Watteau v. Fenwick case brief

Watteau v. Fenwick case brief summary

Humble, prior owner, operated Fenwick’s tavern under Humble’s name and credit and purchased foods from Watteau without Fenwick’s express authority.  Fenwick prohibited Humble from buying goods for the tavern, except bottled ales and mineral water; Watteau was to provide all other goods.  Humble violated Fenwick’s prohibition by buying cigars and Bovril from Watteau.  When Humble was in absentia, Watteau sued Fenwick for the cost of the cigars and Bovril.
Actual Authority – None because Fenwick (principal) gave Humble (agent) specific instructions not to buy anything except bottled ales and mineral water.

Apparent Authority – None because there was no holding out by the principal (Fenwick).  Watteau did not know that Fenwick existed.

Inherent Authority – Humble had apparent authority.  Fenwick is liable.
Inherent Agency Power – “Inherent agency power is a term used in the restatement of this subject to indicate the power of an agent which is derived not from authority, apparent authority or estoppel, but solely from the agency relation and exists for the protection of persons harmed by or dealing with a servant or other agent.”  Rest. (2d) of Agency § 8A.
a.       Gap filler.
b.      Places the loss on the enterprise that stands to benefit from the agency relationship.
RULEIf the agent commits an unauthorized action, and there is no actual, implied, or apparent authority, principal still may be liable for the loss based on the notion of inherent authority.
Undisclosed Principal
A third party is bound despite not knowing about principal.  Focus is on whether an agency relationship/authority existed between principal and agent.  If so, third party is bound.

 Exception – The third party may not be bound if agent made a misrepresentation.
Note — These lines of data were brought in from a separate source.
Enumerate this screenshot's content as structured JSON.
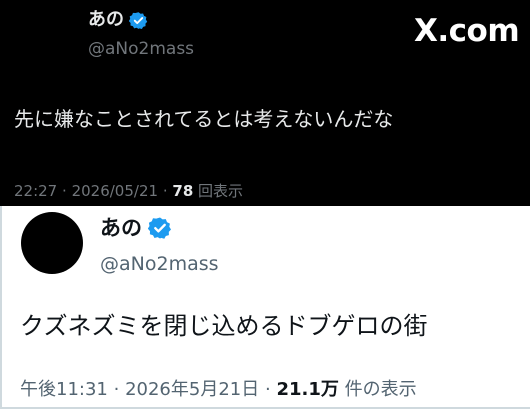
{
  "site": {
    "brand": "X.com"
  },
  "dark_post": {
    "name": "あの",
    "handle": "@aNo2mass",
    "text": "先に嫌なことされてるとは考えないんだな",
    "time": "22:27",
    "date": "2026/05/21",
    "separator": "·",
    "views_count": "78",
    "views_label": "回表示"
  },
  "light_post": {
    "name": "あの",
    "handle": "@aNo2mass",
    "text": "クズネズミを閉じ込めるドブゲロの街",
    "time": "午後11:31",
    "date": "2026年5月21日",
    "separator": "·",
    "views_count": "21.1万",
    "views_label": "件の表示"
  },
  "colors": {
    "verified_blue": "#1d9bf0",
    "dark_bg": "#000000",
    "light_bg": "#ffffff"
  }
}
A general agent for an undisclosed principal authorized to conduct transactions subjects his principal to liability for acts done on his account, if usual or necessary in such transactions, although forbidden by the principal to do them.”  Rest. (2d) of Agency § 194.
An undisclosed principal who entrusts an agent with the management of his business is subject to liability to third persons with whom the agent enters into transactions usual in such businesses and on the principal’s account, although contrary to the directions of the principal.”  Rest. (2d) of Agency § 195.

Narrower Rule in Third Restatement
§ 2.06 – Liability of Undisclosed Principal
“(1) An undisclosed principal is subject to liability to a third party who is justifiably induced to make a detrimental change in position by an agent acting on the principal’s behalf and without actual authority if the principal, having notice of the agent’s conduct and that it might induce others to change their positions, did not take reasonable steps to notify them of the facts.”  (emphasis added)
 “(2) An undisclosed principal may not rely on instructions given an agent that qualify or reduce the agent’s authority to less than the authority a third party would reasonably believe the agent to have under the same circumstances if the principal had been disclosed.”
b.      More akin to estoppel than old inherent agency power.

Apparent Authority v. Inherent Authority
(Partially) disclosed principal à requisite manifestation by principal creates apparent authority.
 Undisclosed principal à no communication or manifestation of authority between principal and third party à inherent authority.

Policy Rationale – Undisclosed principal is cheapest cost avoider/in best position to avoid loss.  Cheaper for undisclosed principals to take precautions than to require all innocent third parties to do so.